Palm Trees and Power Lines (Cannes)

By Jamie Dack | Drama
A teen girl strolls on a summer day. But a man follows her home.

Sixteen-year-old Charlotte spends a listless summer day on her own, seemingly left to her own devices and untethered from any structure or responsibility.

She goes off to do laundry, and encounters an older guy, Tommy. The two seem to connect, and Tommy helps Charlotte to escape her isolation and loneliness. But during one misadventure at night, Tommy betrays Charlotte, underscoring just how alone she is in the world. Charlotte then must make a choice, deciding what’s truly important to her.

Writer-director Jamie Dack’s evocative short drama subtly evokes the awkward, tentative yet fierce longing for connection in this exploration of adolescent romantic intrigue, desire and loneliness.

The scope of the short, which premiered at Cannes, is firmly focused on Charlotte, establishing the emptiness of her small, mundane world. Using very little dialogue, the film’s camerawork and sound design captures the quotidian textures and sounds surrounding Charlotte, with a poetic eye and ear for precise, striking detail, from the panting of a dog to the bareness of her front yard.

The setting could seemingly be anywhere in suburban America, and many other young people ravenous for experience and meaning, Charlotte feels adrift and unrooted in this seemingly sunny world. One of the most intriguing shots of the film — of Charlotte listlessly pushing at her dinner as a glimpse of a family member fills the background — is seemingly one of the most random, and yet it says so much about Charlotte’s life, and how she feels marginal and untethered even in her own home.

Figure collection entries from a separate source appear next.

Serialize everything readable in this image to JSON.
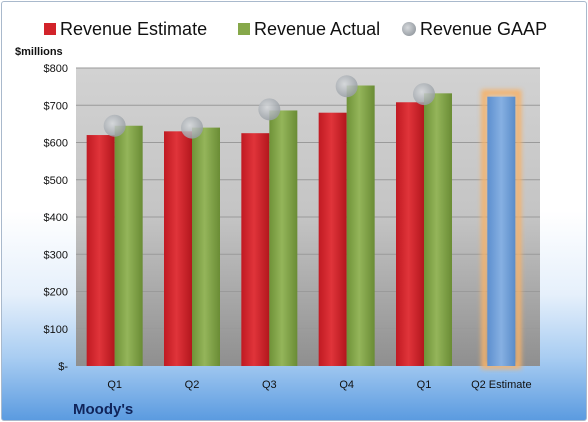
{
  "chart_data": {
    "type": "bar",
    "title": "",
    "company": "Moody's",
    "ylabel": "$millions",
    "ylim": [
      0,
      800
    ],
    "ytick_values": [
      0,
      100,
      200,
      300,
      400,
      500,
      600,
      700,
      800
    ],
    "ytick_labels": [
      "$-",
      "$100",
      "$200",
      "$300",
      "$400",
      "$500",
      "$600",
      "$700",
      "$800"
    ],
    "categories": [
      "Q1",
      "Q2",
      "Q3",
      "Q4",
      "Q1",
      "Q2 Estimate"
    ],
    "legend_position": "top",
    "grid": true,
    "series": [
      {
        "name": "Revenue Estimate",
        "type": "bar",
        "color": "#d2232a",
        "values": [
          620,
          630,
          625,
          680,
          708,
          null
        ]
      },
      {
        "name": "Revenue Actual",
        "type": "bar",
        "color": "#86a84a",
        "values": [
          645,
          640,
          686,
          753,
          732,
          null
        ]
      },
      {
        "name": "Revenue GAAP",
        "type": "scatter",
        "color": "#b4b8bc",
        "values": [
          645,
          640,
          689,
          751,
          730,
          null
        ]
      },
      {
        "name": "Q2 Estimate",
        "type": "bar",
        "color": "#6f9fd6",
        "highlight_color": "#f5b26b",
        "values": [
          null,
          null,
          null,
          null,
          null,
          723
        ]
      }
    ]
  }
}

When Tommy enters the picture, however, viewers see instantly how he — and the possibility of attraction — add a frisson of excitement to Charlotte’s life, which seems to spark a more adventurous and open side to her character. Charlotte isn’t passive or even afraid, revealing herself as someone who grasps at the opportunities in front of her. She takes a risk, and initiates a more sustained encounter with Tommy, which unfurls a beautifully hopeful revelation from her. But despite her shy bravura, she still finds herself in a situation out of her control — and faced with the bald truth of Tommy’s character.

Beautiful and powerfully sad at the same time, “Palm Trees and Power Lines” takes a classic coming-of-age narrative and subtly spins it into a snapshot of one girl trying to find an anchor in a transient, disconnected world. The performances by Alyssa Latson and Philip Alexander as Charlotte and Tommy, respectively, are perfectly calibrated towards understatement, almost as if they’re two people floating in the currents of life who have casually bumped into one another, and may keep each other company until another current pulls them in different directions.

It’s a portrayal of human relations that emphasizes how provisional and almost haphazard relationships can be, and how fragile they are when it comes to alleviating our fundamental aloneness in life. And yet — as Charlotte discovers — that void of loneliness is so strong and pervasive that we often grasp at them anyway, despite knowing how weak they may be at their core.